Bert van der Horst received his PhD in Cell Biology at the Erasmus University Rotterdam in 1993, where he studied the lysosomal enzyme sialidase. As a postdoctoral fellow at the Department of Molecular Genetics, Erasmus MC, he has generated and characterized a large panel of (conditional) animal models for DNA repair disorders, associated with skin cancer predisposition and/or premature aging (e.g. Cockayne syndrome), as well as for mammalian homologs of the repair protein photolyase (mCry1 and mCry2). Unexpectedly, the mCry genes were shown to encode indispensable components of the biological clock, a major breakthrough in the field of chronobiology. For the latter work he received a ZonMW Vici award that stood at the basis of a new research line in the Department, focusing on the molecular mechanism and biological impact of the circadian system.
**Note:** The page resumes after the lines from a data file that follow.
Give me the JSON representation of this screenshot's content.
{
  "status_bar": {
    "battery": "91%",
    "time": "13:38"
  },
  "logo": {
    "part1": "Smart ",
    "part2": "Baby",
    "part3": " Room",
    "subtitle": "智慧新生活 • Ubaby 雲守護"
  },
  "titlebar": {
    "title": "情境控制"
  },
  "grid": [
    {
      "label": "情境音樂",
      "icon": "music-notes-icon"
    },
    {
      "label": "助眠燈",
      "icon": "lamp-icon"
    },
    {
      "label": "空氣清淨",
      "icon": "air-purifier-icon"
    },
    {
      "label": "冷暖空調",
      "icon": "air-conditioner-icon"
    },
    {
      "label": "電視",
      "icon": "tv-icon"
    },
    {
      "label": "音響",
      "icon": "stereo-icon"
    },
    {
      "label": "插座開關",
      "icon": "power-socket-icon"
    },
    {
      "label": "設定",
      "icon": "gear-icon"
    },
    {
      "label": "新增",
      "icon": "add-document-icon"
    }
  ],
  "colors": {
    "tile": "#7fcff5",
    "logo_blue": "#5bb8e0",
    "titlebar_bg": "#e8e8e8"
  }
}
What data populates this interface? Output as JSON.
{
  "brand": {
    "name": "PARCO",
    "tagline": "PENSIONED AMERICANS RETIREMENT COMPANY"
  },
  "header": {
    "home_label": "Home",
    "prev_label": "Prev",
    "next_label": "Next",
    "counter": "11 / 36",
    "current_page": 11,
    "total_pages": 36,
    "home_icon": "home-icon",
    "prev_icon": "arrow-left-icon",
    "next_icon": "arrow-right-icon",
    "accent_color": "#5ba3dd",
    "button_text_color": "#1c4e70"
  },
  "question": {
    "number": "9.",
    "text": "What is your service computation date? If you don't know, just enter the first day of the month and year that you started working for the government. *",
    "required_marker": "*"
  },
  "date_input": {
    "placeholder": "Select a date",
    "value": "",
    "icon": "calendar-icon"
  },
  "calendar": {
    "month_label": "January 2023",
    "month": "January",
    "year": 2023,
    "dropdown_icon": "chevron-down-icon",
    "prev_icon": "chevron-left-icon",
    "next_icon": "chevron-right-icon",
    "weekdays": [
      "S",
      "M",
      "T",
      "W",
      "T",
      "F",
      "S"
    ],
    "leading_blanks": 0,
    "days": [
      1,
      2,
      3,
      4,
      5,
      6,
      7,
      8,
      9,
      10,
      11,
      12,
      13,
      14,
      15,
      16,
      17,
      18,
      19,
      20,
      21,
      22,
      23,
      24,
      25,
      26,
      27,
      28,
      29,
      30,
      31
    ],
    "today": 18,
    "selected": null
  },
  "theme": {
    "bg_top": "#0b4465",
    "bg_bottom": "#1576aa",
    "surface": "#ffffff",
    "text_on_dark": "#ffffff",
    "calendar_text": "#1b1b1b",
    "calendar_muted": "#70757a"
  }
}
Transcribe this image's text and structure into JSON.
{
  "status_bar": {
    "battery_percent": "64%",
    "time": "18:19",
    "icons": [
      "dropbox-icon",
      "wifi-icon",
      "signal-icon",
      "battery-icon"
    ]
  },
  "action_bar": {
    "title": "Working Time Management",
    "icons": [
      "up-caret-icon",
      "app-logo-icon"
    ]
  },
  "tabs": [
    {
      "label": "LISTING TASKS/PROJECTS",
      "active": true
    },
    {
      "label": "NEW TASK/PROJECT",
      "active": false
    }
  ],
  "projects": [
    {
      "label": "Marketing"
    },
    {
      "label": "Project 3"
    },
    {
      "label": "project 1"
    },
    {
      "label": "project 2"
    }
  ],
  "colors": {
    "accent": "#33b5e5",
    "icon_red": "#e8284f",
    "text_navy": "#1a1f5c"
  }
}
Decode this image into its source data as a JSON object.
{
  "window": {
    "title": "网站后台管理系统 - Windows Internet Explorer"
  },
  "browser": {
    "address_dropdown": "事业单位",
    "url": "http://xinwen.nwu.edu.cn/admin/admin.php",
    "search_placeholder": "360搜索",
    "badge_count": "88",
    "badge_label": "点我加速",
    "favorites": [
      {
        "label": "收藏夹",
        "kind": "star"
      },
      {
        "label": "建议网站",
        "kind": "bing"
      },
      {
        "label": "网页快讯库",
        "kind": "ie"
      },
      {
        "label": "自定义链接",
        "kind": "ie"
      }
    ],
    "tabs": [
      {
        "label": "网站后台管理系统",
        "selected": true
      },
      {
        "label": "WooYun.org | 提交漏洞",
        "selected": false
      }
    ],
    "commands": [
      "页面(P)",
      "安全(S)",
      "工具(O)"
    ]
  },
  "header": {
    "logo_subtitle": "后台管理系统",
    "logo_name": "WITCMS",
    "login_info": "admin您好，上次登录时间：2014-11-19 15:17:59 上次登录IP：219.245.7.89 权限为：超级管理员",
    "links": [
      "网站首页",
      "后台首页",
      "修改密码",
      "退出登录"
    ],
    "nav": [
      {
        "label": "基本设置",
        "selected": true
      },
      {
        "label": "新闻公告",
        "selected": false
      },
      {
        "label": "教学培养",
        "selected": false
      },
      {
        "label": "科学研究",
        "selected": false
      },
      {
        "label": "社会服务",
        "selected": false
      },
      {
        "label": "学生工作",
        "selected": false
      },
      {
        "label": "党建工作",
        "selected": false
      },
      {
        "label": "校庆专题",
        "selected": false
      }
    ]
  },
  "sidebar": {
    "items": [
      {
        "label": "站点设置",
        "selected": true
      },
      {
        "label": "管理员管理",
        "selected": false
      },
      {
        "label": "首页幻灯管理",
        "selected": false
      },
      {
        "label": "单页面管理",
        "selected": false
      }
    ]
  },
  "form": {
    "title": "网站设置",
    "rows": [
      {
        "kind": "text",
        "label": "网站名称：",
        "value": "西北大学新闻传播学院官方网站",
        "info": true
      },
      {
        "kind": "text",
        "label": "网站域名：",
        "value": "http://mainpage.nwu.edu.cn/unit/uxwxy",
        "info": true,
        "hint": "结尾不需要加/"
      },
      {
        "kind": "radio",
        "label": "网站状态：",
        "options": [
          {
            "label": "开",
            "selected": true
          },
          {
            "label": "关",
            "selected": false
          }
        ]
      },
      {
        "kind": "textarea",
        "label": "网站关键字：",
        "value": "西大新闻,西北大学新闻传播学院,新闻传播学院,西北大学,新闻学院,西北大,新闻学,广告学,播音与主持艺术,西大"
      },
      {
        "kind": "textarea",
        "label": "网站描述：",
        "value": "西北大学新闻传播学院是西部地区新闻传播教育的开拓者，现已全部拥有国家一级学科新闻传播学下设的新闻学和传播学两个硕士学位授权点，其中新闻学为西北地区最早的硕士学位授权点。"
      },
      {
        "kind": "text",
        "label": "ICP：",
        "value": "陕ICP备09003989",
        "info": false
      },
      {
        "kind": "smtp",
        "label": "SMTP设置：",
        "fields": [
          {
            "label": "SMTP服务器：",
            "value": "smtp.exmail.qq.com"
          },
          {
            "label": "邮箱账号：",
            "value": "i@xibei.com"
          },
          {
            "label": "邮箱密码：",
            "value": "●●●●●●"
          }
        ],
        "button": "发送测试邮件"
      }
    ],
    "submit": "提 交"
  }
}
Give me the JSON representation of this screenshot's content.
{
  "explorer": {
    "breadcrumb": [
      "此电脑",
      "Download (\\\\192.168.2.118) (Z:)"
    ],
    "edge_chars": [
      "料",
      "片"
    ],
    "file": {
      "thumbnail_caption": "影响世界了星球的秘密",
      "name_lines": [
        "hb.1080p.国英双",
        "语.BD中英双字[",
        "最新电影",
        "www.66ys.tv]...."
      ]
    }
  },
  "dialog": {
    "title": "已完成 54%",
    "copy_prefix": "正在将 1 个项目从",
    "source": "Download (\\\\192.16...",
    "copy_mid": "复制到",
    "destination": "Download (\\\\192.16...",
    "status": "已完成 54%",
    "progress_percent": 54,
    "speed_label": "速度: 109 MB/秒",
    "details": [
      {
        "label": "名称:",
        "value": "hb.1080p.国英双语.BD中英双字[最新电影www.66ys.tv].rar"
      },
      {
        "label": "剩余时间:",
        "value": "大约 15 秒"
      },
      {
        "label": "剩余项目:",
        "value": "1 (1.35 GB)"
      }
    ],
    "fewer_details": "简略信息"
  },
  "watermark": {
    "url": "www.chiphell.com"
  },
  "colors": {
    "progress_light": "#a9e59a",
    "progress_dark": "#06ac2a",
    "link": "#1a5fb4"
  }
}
By integrating running research lines on the circadian clock, genome instability and aging in a new multidisciplinary research direction, and by applying state of the art technology (i.e. conditional mouse models, clock-synchronized cultured cells, transcriptomics, miRNA profiling, in vivo imaging in cells, tissues and animals), he aims at obtaining fundamental knowledge on the biological/medical impact of the circadian system. Special emphasis is on the origin and treatment of cancer, and the etiology of age-related disorders, including the adverse effect of chronic circadian disruption (i.e. shift work) thereon. Ultimate goal is to translate this knowledge into applications to prevent or delay onset of aforementioned disorders (preventive intervention) and into new clinical approaches in cancer and other drug-based therapies (personalized medicine, chronotherapy).